St. Paul City Council approves maximum tax levy with 15.3 percent increase

The highest tax levy for 2023 was established by the St. Paul City Council on Wednesday at $199.9 million, plus an additional $2.36 million for the St. Paul Port Authority.

Before it is completed in December, the tax levy, or the total amount of property taxes the city may collect citywide, can still be decreased, but it cannot increase. The maximum tax levy of $199.9 million, which the mayor recommended in August, would be a 15.3% increase over the current year and the biggest tax rise in St. Paul Mayor Melvin Carter’s five years in office.

A change in how street sweeping, lighting, and seal coating will be compensated for accounts for around half of the increase. The city is transferring individual assessments to the municipal general budget, which is backed by taxpayers, in response to legal pressure. In other words, following the current assessments, such fees won’t exist and will be included in property taxes.

The city’s eight low- to moderate-income neighborhoods would likely see an aggregate increase in property taxes of 12 to 20 percent the following year. Residents who are affected are being urged by city and county authorities to investigate state homestead returns, renter refunds, and special refunds. Visit tinyurl.com/HomesteadMN to learn more.

Property taxes on a house in St. Paul with a median value of $261,800 in 2023 would probably go up by $231 the following year.

Although they have largely backed the mayor’s efforts to hire more than 50 new employees—from basic life-support medic cadets in the St. Paul Fire Department to carpenters and plumbers within St. Paul Parks and Recreation—members of the city council have pledged to look for ways to reduce the levy by Dec. 7.

Workers from union-affiliated organizations complained about being constrained by inadequate personnel and antiquated equipment at the fire stations, the Como Zoo, and St. Paul Public Works during a public budget hearing on Tuesday at the Como Park Pavilion.

Female employees have been harassed, followed inside and outside libraries, kissed inappropriately, and other unsafe working conditions, according to library workers who attended the hearing. High turnover, a lack of staff, and a general lack of communication with library management have also contributed to these unsafe working conditions. This month, just after the mayor’s administration committed to spending $1.5 million on security upgrades, library director Catherine Penkert quit.

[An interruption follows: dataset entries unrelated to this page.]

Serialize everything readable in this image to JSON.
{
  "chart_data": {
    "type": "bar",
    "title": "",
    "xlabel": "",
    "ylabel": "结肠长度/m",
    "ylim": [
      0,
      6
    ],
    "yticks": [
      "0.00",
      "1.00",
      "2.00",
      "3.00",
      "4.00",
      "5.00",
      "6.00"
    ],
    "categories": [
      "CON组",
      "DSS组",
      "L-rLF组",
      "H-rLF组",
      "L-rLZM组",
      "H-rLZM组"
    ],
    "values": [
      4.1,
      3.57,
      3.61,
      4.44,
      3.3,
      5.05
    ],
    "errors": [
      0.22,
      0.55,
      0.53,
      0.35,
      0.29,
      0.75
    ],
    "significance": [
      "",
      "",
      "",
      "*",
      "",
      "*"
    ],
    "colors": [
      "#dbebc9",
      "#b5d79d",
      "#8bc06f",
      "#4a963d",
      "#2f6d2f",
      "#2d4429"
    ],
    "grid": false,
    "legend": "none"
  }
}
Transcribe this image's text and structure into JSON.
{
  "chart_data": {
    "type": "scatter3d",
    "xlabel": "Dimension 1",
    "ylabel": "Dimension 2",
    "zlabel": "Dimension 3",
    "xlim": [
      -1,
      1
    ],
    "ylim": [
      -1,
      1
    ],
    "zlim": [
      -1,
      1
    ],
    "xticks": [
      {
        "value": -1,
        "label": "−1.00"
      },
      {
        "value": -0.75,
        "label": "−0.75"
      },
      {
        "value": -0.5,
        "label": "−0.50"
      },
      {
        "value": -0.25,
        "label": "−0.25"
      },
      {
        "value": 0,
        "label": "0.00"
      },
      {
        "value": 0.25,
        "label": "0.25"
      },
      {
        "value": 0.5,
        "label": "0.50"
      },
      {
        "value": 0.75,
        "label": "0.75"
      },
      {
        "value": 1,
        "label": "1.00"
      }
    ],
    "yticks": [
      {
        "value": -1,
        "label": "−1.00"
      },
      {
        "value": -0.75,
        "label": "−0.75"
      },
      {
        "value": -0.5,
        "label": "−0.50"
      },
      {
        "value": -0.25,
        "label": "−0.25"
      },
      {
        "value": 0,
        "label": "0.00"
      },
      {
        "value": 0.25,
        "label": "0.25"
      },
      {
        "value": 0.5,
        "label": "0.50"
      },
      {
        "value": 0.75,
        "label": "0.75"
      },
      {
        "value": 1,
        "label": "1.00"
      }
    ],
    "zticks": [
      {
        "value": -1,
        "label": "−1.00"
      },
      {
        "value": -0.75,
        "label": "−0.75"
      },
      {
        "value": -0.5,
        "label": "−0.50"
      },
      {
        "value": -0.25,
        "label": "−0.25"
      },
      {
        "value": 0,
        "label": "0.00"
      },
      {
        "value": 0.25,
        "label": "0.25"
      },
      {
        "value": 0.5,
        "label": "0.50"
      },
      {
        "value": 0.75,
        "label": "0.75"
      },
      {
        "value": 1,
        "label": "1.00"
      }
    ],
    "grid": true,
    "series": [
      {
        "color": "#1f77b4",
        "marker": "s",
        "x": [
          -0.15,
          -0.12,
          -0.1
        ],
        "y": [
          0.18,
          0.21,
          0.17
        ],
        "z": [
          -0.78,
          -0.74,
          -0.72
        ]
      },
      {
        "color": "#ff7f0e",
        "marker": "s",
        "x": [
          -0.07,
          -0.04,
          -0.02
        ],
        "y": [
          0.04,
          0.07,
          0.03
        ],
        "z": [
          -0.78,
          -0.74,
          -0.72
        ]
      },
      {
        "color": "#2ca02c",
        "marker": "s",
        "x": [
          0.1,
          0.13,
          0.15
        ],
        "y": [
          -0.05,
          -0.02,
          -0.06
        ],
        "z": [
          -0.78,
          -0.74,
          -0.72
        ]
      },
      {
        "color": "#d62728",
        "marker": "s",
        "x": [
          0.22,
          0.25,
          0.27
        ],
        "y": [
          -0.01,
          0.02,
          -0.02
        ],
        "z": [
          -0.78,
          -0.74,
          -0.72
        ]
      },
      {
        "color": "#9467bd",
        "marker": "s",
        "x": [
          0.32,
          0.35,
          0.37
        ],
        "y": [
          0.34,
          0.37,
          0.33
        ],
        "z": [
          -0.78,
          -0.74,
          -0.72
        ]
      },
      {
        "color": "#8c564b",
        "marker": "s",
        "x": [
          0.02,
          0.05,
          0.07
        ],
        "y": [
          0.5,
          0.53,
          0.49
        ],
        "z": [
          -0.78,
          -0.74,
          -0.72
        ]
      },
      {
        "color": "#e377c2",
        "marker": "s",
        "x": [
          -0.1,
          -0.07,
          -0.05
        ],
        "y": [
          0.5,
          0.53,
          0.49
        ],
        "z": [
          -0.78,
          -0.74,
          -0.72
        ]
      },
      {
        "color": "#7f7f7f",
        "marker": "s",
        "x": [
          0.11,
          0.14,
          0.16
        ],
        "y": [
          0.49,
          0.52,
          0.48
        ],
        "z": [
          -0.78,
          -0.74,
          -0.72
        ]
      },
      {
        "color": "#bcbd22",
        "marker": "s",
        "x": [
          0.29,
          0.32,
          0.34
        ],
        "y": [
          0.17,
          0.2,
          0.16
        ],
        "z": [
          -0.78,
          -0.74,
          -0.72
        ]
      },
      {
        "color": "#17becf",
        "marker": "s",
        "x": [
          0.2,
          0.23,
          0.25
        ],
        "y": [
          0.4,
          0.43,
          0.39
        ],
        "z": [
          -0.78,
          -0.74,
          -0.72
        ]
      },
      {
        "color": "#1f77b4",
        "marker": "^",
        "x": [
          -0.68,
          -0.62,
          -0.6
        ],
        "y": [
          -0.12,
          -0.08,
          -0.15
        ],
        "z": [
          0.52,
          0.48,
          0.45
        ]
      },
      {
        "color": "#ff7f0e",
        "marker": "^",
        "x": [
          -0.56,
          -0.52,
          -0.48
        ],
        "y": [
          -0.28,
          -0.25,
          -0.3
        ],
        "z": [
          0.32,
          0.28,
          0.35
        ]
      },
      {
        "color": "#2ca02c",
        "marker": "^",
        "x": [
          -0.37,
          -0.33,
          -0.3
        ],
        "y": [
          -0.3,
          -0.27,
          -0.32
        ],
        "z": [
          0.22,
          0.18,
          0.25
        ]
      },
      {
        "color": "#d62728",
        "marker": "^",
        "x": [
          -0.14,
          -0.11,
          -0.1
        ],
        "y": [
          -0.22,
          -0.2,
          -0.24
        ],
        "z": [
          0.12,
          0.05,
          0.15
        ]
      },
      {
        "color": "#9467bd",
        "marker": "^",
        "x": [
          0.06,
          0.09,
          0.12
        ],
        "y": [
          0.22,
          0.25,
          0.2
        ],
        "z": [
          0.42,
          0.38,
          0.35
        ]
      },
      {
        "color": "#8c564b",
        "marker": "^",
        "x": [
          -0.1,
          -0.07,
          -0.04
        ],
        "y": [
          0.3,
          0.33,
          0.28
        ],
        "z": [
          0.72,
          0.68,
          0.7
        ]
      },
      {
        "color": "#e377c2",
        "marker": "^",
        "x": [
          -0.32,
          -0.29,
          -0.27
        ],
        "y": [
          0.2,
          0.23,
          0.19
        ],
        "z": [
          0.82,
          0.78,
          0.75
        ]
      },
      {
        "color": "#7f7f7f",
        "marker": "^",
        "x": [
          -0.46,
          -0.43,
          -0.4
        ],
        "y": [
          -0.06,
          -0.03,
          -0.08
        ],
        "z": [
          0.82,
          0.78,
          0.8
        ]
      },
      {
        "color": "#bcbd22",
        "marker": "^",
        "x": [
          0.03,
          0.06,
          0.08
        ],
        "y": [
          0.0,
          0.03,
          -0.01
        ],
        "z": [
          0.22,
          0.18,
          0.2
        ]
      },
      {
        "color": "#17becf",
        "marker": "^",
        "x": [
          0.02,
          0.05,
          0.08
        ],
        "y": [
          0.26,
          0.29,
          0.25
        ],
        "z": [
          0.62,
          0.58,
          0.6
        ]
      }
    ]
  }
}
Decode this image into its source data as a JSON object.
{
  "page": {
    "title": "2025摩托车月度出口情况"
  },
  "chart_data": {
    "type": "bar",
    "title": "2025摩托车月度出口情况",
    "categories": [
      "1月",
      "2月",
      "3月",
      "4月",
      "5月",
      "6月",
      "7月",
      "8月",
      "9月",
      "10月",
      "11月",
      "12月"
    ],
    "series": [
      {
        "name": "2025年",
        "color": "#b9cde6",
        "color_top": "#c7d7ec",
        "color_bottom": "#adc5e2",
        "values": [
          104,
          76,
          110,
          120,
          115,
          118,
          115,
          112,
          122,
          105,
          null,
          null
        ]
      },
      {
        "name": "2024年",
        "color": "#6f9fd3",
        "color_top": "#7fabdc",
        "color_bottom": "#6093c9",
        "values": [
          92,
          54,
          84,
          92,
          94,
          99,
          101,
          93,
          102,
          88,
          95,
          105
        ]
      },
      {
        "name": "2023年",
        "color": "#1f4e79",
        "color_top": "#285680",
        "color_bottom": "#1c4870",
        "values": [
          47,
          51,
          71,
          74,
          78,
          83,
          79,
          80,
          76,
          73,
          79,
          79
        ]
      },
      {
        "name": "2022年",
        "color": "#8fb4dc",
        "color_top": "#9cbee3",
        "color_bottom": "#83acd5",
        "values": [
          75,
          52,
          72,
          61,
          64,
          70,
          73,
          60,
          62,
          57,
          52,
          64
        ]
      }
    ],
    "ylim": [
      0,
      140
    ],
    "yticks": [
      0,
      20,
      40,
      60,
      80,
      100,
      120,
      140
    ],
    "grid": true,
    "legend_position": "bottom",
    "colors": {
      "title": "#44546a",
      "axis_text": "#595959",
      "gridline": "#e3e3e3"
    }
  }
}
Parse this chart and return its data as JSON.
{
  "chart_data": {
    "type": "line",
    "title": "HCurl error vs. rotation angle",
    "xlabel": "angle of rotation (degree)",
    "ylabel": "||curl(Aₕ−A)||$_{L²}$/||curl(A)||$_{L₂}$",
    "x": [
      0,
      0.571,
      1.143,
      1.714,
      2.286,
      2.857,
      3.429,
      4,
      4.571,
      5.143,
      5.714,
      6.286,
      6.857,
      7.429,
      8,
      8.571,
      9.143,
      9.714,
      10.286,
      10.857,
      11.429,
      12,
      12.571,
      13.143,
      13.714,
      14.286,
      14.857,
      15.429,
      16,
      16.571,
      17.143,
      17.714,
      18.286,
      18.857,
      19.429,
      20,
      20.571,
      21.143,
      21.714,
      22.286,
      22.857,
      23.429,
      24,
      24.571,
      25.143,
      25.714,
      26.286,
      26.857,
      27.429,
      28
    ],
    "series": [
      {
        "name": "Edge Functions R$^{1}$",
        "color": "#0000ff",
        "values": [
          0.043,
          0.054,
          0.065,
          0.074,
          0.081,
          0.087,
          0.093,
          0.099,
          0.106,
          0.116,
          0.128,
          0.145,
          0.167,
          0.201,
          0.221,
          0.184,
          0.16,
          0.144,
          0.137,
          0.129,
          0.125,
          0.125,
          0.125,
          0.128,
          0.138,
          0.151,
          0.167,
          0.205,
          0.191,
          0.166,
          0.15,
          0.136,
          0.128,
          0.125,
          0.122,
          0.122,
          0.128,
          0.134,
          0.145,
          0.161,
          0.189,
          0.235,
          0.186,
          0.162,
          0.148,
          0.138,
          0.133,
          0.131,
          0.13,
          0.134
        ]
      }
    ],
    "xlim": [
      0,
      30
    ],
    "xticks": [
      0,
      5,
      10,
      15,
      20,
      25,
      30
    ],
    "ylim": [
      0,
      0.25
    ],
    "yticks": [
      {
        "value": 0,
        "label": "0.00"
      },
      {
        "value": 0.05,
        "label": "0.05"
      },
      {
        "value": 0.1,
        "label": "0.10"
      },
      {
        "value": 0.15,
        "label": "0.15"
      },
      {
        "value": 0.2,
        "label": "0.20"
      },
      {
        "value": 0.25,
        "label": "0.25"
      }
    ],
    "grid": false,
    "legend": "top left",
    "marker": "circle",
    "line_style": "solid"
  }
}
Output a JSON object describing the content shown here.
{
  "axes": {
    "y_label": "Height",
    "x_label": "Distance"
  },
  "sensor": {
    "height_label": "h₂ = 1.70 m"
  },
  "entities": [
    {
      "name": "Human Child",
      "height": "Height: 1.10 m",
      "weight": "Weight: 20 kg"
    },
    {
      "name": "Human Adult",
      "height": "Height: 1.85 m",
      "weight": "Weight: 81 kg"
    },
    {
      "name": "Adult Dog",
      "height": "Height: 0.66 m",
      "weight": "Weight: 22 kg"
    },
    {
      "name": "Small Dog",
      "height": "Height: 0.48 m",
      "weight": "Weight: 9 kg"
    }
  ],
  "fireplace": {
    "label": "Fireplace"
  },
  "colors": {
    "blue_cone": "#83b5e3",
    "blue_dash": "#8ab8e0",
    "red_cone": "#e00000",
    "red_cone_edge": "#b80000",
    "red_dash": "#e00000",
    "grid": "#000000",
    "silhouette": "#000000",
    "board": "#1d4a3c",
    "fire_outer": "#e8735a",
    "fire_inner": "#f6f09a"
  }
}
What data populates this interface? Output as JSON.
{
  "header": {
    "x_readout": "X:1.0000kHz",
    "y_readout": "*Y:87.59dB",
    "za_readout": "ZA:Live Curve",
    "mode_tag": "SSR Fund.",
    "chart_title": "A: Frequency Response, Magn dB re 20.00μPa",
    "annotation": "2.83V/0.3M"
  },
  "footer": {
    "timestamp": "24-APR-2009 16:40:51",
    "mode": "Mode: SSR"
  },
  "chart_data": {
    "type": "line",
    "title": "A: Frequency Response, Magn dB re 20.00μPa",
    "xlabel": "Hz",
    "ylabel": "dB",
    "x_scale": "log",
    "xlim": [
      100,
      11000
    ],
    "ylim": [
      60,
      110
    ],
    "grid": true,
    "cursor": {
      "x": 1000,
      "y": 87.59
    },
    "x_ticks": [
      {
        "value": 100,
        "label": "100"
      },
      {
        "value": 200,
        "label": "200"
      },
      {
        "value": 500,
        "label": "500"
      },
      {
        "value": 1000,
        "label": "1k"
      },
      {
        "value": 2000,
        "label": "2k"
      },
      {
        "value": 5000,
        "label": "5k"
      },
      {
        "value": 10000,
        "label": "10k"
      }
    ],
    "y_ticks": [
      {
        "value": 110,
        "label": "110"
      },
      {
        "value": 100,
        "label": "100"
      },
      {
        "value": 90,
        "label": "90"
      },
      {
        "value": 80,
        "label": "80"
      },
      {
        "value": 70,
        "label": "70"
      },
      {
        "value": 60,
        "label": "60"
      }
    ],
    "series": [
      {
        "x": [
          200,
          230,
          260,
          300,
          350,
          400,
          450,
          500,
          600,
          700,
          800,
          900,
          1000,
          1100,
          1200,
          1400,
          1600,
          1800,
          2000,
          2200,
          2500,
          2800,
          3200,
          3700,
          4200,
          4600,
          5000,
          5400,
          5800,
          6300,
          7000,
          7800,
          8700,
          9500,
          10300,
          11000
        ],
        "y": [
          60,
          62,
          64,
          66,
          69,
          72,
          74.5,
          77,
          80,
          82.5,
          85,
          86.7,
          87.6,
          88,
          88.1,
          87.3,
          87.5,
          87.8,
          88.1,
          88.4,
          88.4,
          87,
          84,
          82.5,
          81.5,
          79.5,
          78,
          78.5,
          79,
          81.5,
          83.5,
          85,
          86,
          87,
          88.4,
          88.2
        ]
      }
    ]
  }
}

In her new role as head of the city’s library board, council member Rebecca Noecker said on Wednesday, “There are very serious issues that have been presented to us about staffing, about safety,” and she pledged to search for more funding to enhance those areas.

Councilwoman Jane Prince said that, for the time being, she would approve the maximum levy with concerns.

In communities that I serve, there have been some of the largest tax hikes this year, according to Prince. Property prices have increased, but earnings haven’t necessarily. These hikes are just unsustainable for low-income households.

On Wednesday, the council set the maximum levy at $157.24 million for municipal operations, $21.65 million for debt payment, $21 million for the system of public libraries in St. Paul, and an extra $2.36 million for the St. Paul Port Authority.